By the way, this service is offered with zero warranty!

square_fuseki · September 15, 2024, 8:49pm

square_fuseki · September 15, 2024, 9:11pm

9 live even 19x19 games vs humans

Counting_Zenist · September 15, 2024, 9:46pm

IIRC OGS goratings still need to be calibrated with anchors, and there were a massive survey back in the day. I think they were calibrated to EGF or AGA rating (or some weighted average honestly not sure)

square_fuseki · September 15, 2024, 10:29pm

Counting_Zenist · September 15, 2024, 11:44pm

Based on just small samples from people testing here, I wonder what is the MSE or RMSE for your model? (it seems to be pretty large, 3 or 4 ranks at least)

There is ground truth with known OGS ranking, so it shouldn’t be hard to test.

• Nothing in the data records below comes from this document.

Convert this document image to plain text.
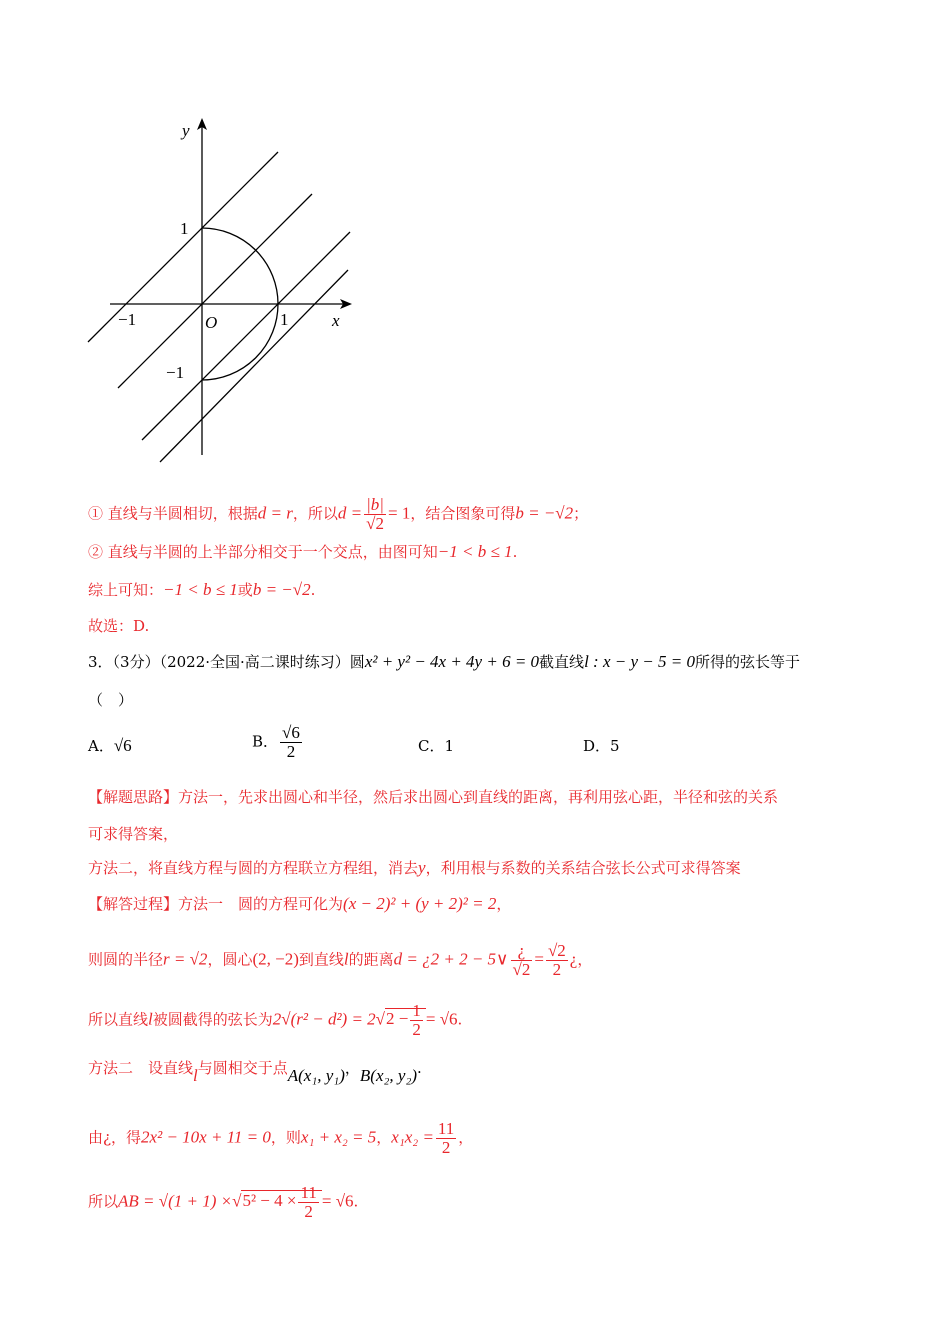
y
x
O
1
−1
1
−1
① 直线与半圆相切，根据d = r，所以$d = \frac{|b|}{√2} = 1$，结合图象可得b = −√2；
② 直线与半圆的上半部分相交于一个交点，由图可知−1 < b ≤ 1.
综上可知：−1 < b ≤ 1或b = −√2.
故选：D.
3．（3分）（2022·全国·高二课时练习）圆x² + y² − 4x + 4y + 6 = 0截直线l : x − y − 5 = 0所得的弦长等于
（　）
A．√6	B． $\frac{√6}{2}$	C．1	D．5
【解题思路】方法一，先求出圆心和半径，然后求出圆心到直线的距离，再利用弦心距，半径和弦的关系
可求得答案，
方法二，将直线方程与圆的方程联立方程组，消去y，利用根与系数的关系结合弦长公式可求得答案
【解答过程】方法一　圆的方程可化为(x − 2)² + (y + 2)² = 2，
则圆的半径r = √2，圆心(2, −2)到直线l的距离d = ¿2 + 2 − 5∨ $\frac{¿}{√2} = \frac{√2}{2}$ ¿，
所以直线l被圆截得的弦长为$2√(r^2 - d^2) = 2√2 - \frac{1}{2} = √6$.
方法二　设直线l与圆相交于点A(x₁, y₁)，B(x₂, y₂).
由¿，得2x² − 10x + 11 = 0，则x₁ + x₂ = 5，$x_1x_2 = \frac{11}{2}$ ，
所以AB = $√(1 + 1) \times√5^2 - 4 \times \frac{11}{2} = √6$.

square_fuseki · September 16, 2024, 12:03am

Test should be done with fresh games. Something may be wrong with ranks in games from times before Glicko.

Counting_Zenist · September 16, 2024, 1:22am

Test data doesn’t necessarily need to be fresh (latest) games, sometimes for output that is time-dependent, it might be better to split test-data out of the training dataset with a relavent time-frame.

Think of it as people are constantly learning and their strength can go up and down, and we have no idea if their strength has reached a relatively steady state, and even if their strength has stabilized, they can still jump up and reach another steady state. If you always just split the tail of the dataset to be test data, the model might not be fitting to predict current strength (but a projection).

square_fuseki · September 16, 2024, 2:35am

jlt · September 16, 2024, 7:33am

Nice job! I tested it with my games, only even 19x19 games against high kyu or low dan opponents.

5 correspondence games: 2.0d
5 live games with long time settings: 1.2d
5 fast games on Tygem: 0.1k.

Pretty consistent with the fact that game quality decreases with faster time settings.